In support of this case Mr Pilgerstorfer relied on the fact that this is how KO (Nigeria) has been interpreted and applied in subsequent cases in the Court of Appeal. For example, in PG (Jamaica) v Secretary of State for the Home Department [2019] EWCA Civ 1213, having considered KO (Nigeria), Holroyde LJ stated as follows at para 34:
“It is therefore now clear that a tribunal or court considering section 117C(5) of the 2002 Act must focus, not on the comparative seriousness of the offence or offences committed by the foreign criminal who faces deportation, but rather, on whether the effects of his deportation on a child or partner would go beyond the degree of harshness which would necessarily be involved for any child or partner of a foreign criminal faced with deportation. …”

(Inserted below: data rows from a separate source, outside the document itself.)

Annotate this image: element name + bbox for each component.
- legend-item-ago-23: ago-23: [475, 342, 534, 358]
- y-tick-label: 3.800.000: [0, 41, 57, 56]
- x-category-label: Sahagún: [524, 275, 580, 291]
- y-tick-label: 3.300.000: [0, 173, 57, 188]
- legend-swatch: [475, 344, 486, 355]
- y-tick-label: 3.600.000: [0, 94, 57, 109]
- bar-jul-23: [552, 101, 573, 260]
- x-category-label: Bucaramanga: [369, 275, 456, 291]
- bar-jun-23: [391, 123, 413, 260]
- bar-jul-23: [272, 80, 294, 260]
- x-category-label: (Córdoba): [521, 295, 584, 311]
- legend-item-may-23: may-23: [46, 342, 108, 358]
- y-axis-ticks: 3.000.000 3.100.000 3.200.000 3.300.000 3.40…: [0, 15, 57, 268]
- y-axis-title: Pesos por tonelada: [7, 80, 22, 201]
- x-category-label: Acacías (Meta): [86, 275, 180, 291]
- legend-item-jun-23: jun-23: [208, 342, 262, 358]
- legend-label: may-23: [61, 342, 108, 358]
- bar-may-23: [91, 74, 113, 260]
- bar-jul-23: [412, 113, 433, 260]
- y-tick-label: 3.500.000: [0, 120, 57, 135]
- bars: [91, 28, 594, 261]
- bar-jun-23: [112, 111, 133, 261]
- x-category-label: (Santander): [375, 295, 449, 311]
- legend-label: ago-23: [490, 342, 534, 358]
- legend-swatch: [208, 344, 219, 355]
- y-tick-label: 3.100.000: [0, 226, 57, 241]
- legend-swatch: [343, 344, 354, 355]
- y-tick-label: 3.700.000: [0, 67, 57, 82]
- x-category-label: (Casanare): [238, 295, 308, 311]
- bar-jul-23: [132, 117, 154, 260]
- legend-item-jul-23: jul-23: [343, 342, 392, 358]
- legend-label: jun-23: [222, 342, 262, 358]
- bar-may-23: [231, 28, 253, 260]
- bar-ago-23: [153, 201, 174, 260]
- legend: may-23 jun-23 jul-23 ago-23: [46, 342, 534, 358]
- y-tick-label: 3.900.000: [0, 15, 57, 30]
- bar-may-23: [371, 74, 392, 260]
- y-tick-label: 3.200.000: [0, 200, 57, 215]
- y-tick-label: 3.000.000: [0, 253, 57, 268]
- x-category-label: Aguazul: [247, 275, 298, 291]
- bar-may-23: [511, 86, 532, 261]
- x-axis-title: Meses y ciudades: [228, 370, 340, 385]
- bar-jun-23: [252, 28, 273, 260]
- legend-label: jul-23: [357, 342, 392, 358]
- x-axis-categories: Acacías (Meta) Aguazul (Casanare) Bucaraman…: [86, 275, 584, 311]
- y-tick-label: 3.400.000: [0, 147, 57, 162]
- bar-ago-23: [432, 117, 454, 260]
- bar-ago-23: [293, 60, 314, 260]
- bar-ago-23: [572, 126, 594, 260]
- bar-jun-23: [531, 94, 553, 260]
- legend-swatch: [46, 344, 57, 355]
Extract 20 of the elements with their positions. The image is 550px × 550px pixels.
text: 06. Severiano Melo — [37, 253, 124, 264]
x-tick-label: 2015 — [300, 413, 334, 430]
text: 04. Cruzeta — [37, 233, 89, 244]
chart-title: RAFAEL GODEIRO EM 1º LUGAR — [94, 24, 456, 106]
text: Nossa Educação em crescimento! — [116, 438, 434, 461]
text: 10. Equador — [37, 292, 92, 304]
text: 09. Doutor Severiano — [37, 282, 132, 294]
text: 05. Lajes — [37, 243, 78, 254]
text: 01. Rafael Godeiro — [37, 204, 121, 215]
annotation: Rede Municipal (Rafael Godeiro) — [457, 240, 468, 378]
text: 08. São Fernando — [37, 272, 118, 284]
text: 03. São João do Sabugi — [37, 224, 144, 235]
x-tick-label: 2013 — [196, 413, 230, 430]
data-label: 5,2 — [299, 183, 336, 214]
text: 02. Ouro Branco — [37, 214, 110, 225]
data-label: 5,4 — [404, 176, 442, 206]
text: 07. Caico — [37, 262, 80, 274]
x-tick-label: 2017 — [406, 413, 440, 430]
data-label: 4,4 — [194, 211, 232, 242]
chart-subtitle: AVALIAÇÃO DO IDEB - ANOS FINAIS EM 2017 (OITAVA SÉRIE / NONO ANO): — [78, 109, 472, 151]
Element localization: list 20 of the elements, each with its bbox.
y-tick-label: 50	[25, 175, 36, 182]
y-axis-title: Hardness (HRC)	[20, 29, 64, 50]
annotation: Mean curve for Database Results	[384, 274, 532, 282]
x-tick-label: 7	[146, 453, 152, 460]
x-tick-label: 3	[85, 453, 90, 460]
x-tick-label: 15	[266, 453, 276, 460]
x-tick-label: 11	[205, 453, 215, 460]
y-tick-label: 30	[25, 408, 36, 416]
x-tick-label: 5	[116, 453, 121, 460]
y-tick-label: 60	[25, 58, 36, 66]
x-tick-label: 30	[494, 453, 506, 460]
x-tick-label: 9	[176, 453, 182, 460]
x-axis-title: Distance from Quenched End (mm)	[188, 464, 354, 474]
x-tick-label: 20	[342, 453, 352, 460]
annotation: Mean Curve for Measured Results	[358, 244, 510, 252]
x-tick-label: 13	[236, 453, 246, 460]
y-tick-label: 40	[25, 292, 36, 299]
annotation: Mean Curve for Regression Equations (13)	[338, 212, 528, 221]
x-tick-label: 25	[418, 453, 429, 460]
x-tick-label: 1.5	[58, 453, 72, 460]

A similar approach was taken in PF (Nigeria) v Secretary of State for the Home Department [2019] EWCA Civ 1139; [2019] Imm AR 1351, para 32; OH (Algeria) v Secretary of State for the Home Department [2019] EWCA Civ 1763; [2020] Imm AR 350, para 40, and KF (Nigeria) v Secretary of State for the Home Department [2019] EWCA Civ 2051; [2020] Imm AR 538, paras 30 to 33. It is right, however, to observe that there does not appear to have been any issue as to the correct approach in those cases.
KO (Nigeria) was also interpreted and applied in this way by the Upper Tribunal in the appeals in the cases of HA and RA. In all the circumstances, Mr Pilgerstorfer submitted that a reasonably settled approach had developed which was wrongly departed from by the Court of Appeal’s decision in those appeals.